A critical aspect of research is the reproduction of previously published results. Yet most will find reproduction of research challenging since important parameters needed to reproduce results are often not stated in the papers. I’ve noticed nn the past 5 years there has been a sort of catharsis regarding the lack of reproducibility [1][2][3]. This isn’t an issue for wetlab science alone [4]. The obvious benefit of reproduction is to aid in your own understanding of the results. This then enables one to extend and compare new contributions to existing publications.

As a grad student working on Reinforcement Learning problems I struggled with the intuition behind Sutton’s Learning to Predict by the Methods of Temporal Differences paper.
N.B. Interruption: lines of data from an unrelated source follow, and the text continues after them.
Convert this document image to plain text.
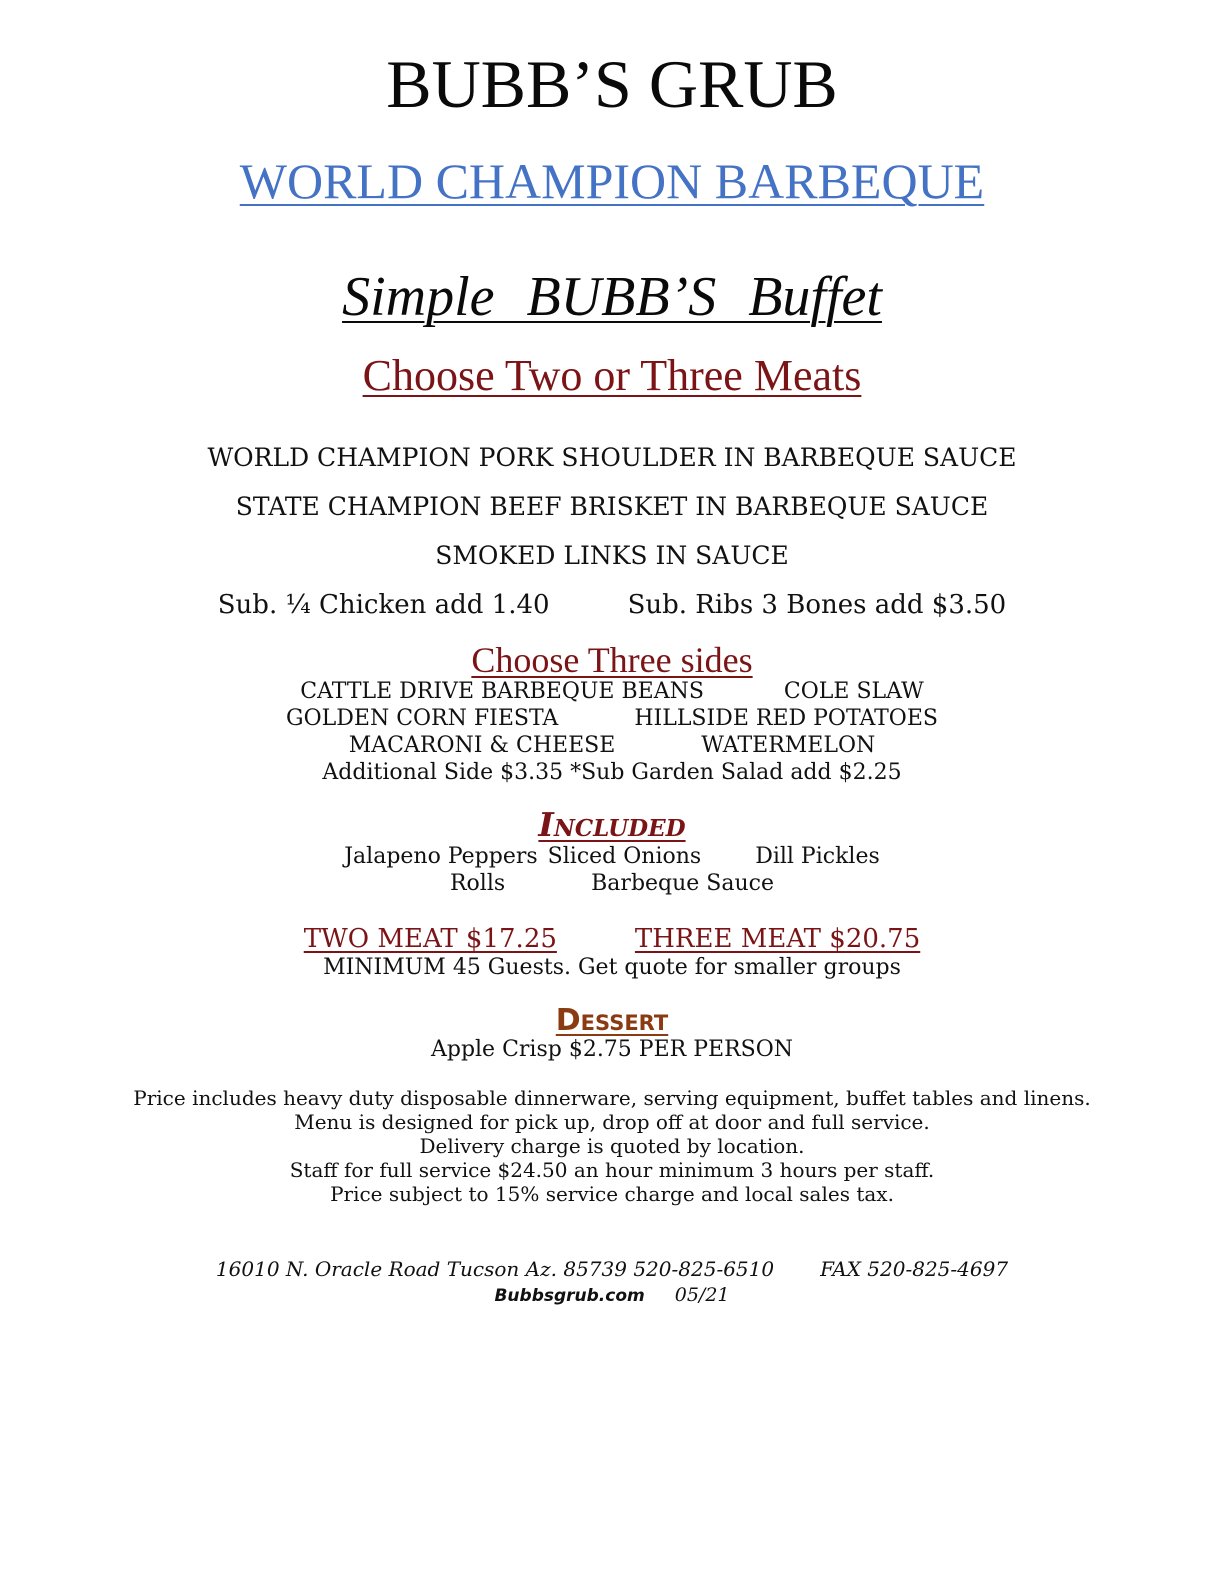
BUBB’S GRUB
WORLD CHAMPION BARBEQUE
Simple BUBB’S Buffet
Choose Two or Three Meats
WORLD CHAMPION PORK SHOULDER IN BARBEQUE SAUCE
STATE CHAMPION BEEF BRISKET IN BARBEQUE SAUCE
SMOKED LINKS IN SAUCE
Sub. ¼ Chicken add 1.40	Sub. Ribs 3 Bones add $3.50
Choose Three sides
CATTLE DRIVE BARBEQUE BEANS	COLE SLAW
GOLDEN CORN FIESTA	HILLSIDE RED POTATOES
MACARONI & CHEESE	WATERMELON
Additional Side $3.35 *Sub Garden Salad add $2.25
Included
Jalapeno Peppers Sliced Onions Dill Pickles
Rolls	Barbeque Sauce
TWO MEAT $17.25	THREE MEAT $20.75
MINIMUM 45 Guests. Get quote for smaller groups
Dessert
Apple Crisp $2.75 PER PERSON
Price includes heavy duty disposable dinnerware, serving equipment, buffet tables and linens.
Menu is designed for pick up, drop off at door and full service.
Delivery charge is quoted by location.
Staff for full service $24.50 an hour minimum 3 hours per staff.
Price subject to 15% service charge and local sales tax.
16010 N. Oracle Road Tucson Az. 85739 520-825-6510 FAX 520-825-4697
Bubbsgrub.com 05/21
In this post we’ll reproduce the paper’s  “A Random-Walk” example (Page 19 Section 3.2). I recommend at least skimming the paper and/or ch. 6 & 12 of Sutton’s latest Reinforcement Learning textbook (available for free). At minimum it would help if the reader has a basic understanding of Value-Functions and Q-Learning.

Temporal-Difference (TD) algorithms work without an explicit model and learn from the experience and outcomes of iterating over multiple episodes (or sequences). TD Learning is similar to Monte Carlo methods, however TD can learn from individual steps without needing the final result. These are among other differences: |Monte Carlo methods|Temporal Difference learning| |MC must wait until the end of the episode before the return is known.|TD can learn online after every step and does not need to wait until the end of episode.| |MC has high variance and low bias.|TD has low variance and some decent bias.| |MC does not exploit the Markov property.|TD exploits the Markov property.|

Rather than computing the estimate of a next state, TD can estimate n-steps into future. In the case of TD-λ , we use lambda to set the myopicness of our reward emphasis.  The value of λ can be optimized to for a performance/speed tradeoff. The λ parameter is also called the trace decay parameter, with 0 ≤ λ ≤ 1. The higher the value, the longer lasting the traces. In this case, a larger proportion of credit from a reward can be given to more distant states and actions. λ = 1 is essentially Monte Carlo.